As i sit here, editing the third draft of Silence & Noise i stop to think about the journey.  the things that got me to this place and the unknown that will follow.  the closer i get to the end of the draft the more excited i find myself getting.   the idea that all the hours and months poured into this story, all the years in my own life that have come alive thru Lily’s story, all of it will soon be finished.  i can’t wait for other people to read it, people who have been so important in my life and people i don’t even know.  i can’t help but think there might be something in Lily’s story for everyone.  a piece we can cling on to and hold tight to.  there are so many moments as i write, i want to wrap my arms around Lily, comfort her and tell her there is a better place than where she is.  then i remind myself she is strong, and determined and no matter what she will survive herself.  i think everyone has that fight in them, i think sometimes we just forget it when things get hard.  we forget about our tenacity, our fire, our spirit.  even in our timidness, in our fear, we all have strength within us.  i’m thankful i will forever have Lily’s story to remind me of that.
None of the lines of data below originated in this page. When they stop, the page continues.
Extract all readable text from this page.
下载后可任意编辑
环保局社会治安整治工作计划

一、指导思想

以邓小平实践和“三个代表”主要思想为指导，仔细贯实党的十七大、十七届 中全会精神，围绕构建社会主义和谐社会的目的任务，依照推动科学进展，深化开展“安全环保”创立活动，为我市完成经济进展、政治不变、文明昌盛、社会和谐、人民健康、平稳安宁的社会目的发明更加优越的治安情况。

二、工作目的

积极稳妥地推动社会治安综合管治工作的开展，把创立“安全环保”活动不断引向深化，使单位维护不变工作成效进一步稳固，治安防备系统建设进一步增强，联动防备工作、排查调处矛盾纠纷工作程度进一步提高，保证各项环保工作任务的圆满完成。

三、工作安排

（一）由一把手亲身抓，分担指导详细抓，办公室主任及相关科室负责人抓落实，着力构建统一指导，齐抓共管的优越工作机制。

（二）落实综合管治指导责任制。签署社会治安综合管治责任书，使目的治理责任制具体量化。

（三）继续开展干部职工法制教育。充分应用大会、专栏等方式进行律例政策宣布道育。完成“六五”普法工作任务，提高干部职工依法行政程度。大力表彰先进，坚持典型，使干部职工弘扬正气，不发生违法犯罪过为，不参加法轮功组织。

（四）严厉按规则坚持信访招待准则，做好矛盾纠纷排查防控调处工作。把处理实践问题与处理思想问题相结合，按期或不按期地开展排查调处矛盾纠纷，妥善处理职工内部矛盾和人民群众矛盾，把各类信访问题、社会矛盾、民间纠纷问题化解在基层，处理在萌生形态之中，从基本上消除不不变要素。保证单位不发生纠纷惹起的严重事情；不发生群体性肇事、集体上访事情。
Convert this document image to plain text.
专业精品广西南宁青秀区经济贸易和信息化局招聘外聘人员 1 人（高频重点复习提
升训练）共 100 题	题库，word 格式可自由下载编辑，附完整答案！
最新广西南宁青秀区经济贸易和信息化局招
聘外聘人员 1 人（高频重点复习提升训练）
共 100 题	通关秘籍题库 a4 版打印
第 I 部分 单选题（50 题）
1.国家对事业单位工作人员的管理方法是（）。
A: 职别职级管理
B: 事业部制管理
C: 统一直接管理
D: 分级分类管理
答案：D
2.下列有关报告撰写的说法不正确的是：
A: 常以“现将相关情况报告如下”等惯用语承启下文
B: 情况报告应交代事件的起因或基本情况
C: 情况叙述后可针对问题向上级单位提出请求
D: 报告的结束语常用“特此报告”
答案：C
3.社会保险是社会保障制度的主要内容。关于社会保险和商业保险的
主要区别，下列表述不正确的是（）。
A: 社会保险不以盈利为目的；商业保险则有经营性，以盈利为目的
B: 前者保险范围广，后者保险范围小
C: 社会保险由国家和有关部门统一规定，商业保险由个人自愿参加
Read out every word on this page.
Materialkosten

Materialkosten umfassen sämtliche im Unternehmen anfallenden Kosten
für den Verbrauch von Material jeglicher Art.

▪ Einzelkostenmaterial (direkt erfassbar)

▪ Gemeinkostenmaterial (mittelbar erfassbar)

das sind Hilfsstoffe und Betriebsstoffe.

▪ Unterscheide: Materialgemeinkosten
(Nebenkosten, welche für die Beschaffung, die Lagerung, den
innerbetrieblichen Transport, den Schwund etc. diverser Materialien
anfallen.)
this post was inspired by this excerpt from Silence & Noise: one girl’s journey into insanity 
I found peace in my misery.  Some twisted peace.  The kind that doesn’t really exist.”

Goodbyes.

I just finished editing a chapter in the novel about a goodbye.  It made me reflect on the goodbyes in my life.  The moments that i re-live in my mind.  The moments i have almost forgotten about.  Goodbyes can vary so much in emotion, from bitter-sweet, to complete sadness, and everything else in between.  There are the goodbye for now’s and the final goodbye’s.  And sometimes i know for myself, i don’t even realize at the time when i am in those moments of finality.  Maybe it’s not wanting to admit it to yourself at the time.  Not wanting to see the end of an era, the end of a relationship.  What is a goodbye that sticks out in your memory?  Do you wish you could go back in time and experience it again?